Trans men who have decided to become pregnant have been vocal about their decisions to have biological children. In the U.S, Thomas Beatie became pregnant with his first child after his wife was unable to. His journey was documented in the documentary Pregnant Man and others have shared their experiences. In an interview with the Guardian, Jason Barker, who gave birth to his son in 2010, challenged the preconception pregnancy is an inherently female experience but instead another part of a long and complex journey for anybody.
However, this sentiment is not echoed in the reactions to the NHS’s use of inclusive language. Much of the criticism was from women who felt that their feminine experience was being ignored. One tweet claiming women’s rights were being neglected: “We are women, we have been & still oppressed & mistreated because we are the childbearing sex!”.
Misogyny and discrimination surrounding pregnancy and childbirth have and continues to impact women today. Some discrimination places include the workplace, where employers passed over opportunities due to pregnancy or even the possibility that a woman may decide to become pregnant in the future.
Pregnant women of colour have reported being discriminated against in Western countries. For example, the Guardian reported that black women in the U.K. were four times more likely to die in pregnancy or childbirth. And in the U.S, African American mothers were also four times more likely to die from pregnancy and childbirth, with their babies twice as likely to die within their first year.
However, Laura states that while these issues are equally important and should be discussed, trans and non-binary people should be included in these discussions: “It’s not the case of fighting only one side. We can talk about issues that women specifically have with pregnancy, and we can talk about the issues transgender and non-binary people have. I think both of those things are equally as valid, and they are both conversations that we need to be having.”

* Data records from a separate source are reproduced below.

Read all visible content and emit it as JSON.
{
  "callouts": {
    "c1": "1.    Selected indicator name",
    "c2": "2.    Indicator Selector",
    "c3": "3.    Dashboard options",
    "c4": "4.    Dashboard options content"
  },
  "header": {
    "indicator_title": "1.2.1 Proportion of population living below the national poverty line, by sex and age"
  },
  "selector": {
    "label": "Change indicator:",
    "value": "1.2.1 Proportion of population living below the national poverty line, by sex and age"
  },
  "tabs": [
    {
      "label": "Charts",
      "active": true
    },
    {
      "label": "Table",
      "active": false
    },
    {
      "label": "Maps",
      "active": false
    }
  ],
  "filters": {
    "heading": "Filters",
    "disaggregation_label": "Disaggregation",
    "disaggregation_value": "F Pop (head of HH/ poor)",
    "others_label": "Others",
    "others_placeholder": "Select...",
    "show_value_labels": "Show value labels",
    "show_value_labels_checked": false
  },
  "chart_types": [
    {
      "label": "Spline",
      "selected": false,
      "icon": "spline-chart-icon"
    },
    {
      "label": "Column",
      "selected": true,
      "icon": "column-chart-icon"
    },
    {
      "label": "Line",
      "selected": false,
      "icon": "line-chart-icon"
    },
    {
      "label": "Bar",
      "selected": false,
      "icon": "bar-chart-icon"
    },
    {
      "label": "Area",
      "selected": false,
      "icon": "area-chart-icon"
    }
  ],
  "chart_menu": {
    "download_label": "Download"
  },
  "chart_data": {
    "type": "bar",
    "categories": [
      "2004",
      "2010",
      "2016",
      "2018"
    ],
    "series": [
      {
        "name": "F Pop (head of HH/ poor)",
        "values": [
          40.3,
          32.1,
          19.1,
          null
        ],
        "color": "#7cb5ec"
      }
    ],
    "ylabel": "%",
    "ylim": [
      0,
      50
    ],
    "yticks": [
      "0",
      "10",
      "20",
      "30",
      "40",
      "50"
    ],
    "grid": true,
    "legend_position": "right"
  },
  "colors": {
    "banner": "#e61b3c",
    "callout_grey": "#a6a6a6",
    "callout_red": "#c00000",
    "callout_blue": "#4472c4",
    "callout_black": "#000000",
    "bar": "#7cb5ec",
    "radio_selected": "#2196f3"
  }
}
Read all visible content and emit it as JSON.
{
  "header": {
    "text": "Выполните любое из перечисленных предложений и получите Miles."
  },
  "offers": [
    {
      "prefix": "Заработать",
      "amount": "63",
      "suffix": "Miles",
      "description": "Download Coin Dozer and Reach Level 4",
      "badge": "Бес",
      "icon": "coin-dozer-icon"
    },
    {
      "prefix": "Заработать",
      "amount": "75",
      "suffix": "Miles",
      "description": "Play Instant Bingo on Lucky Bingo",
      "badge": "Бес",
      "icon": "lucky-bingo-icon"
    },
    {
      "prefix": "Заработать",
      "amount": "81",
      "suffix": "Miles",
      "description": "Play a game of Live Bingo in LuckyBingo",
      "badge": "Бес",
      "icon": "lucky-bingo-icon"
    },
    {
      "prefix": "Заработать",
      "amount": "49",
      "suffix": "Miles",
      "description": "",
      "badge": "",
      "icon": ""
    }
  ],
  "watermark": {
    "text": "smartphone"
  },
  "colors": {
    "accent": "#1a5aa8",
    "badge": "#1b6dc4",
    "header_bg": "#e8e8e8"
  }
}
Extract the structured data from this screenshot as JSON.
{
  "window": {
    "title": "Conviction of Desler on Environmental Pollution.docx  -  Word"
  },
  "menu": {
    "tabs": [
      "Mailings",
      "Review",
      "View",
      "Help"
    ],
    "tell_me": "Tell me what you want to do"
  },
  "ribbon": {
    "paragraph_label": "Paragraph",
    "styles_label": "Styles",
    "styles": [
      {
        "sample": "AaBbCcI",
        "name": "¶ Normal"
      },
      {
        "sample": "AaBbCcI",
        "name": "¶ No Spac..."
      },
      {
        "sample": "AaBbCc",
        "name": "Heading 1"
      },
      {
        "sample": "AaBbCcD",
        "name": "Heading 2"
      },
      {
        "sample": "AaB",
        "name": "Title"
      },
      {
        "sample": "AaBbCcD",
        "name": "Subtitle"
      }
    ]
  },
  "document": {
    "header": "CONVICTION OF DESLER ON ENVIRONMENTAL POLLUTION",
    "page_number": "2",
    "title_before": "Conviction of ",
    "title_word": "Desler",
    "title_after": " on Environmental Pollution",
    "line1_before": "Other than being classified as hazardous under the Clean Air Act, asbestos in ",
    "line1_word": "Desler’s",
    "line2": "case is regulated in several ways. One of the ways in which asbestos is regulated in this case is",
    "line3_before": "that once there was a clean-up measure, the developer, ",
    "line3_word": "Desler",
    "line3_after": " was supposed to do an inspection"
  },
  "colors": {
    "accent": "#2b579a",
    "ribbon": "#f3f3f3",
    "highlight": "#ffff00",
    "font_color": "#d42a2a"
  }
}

She further adds that, in her opinion, ‘people’ is not erasing women’s experience; instead, it is all included in the term.
Charlie believes inclusive language is not harming anyone and can help vulnerable people from further mental scarring. He further states that rather than viewing this language as an attack on women’s rights, women can choose to refer to themselves as pregnant women if they wish without invalidating someone else’s identity.
“Talk to us. Listen to us when we explain what makes us uncomfortable or why these changes are happening. Things seem scary and unfair when people like J.K. Rowling and Piers Morgan rile you up with their misinformed ideas. It’s important to listen to both sides.”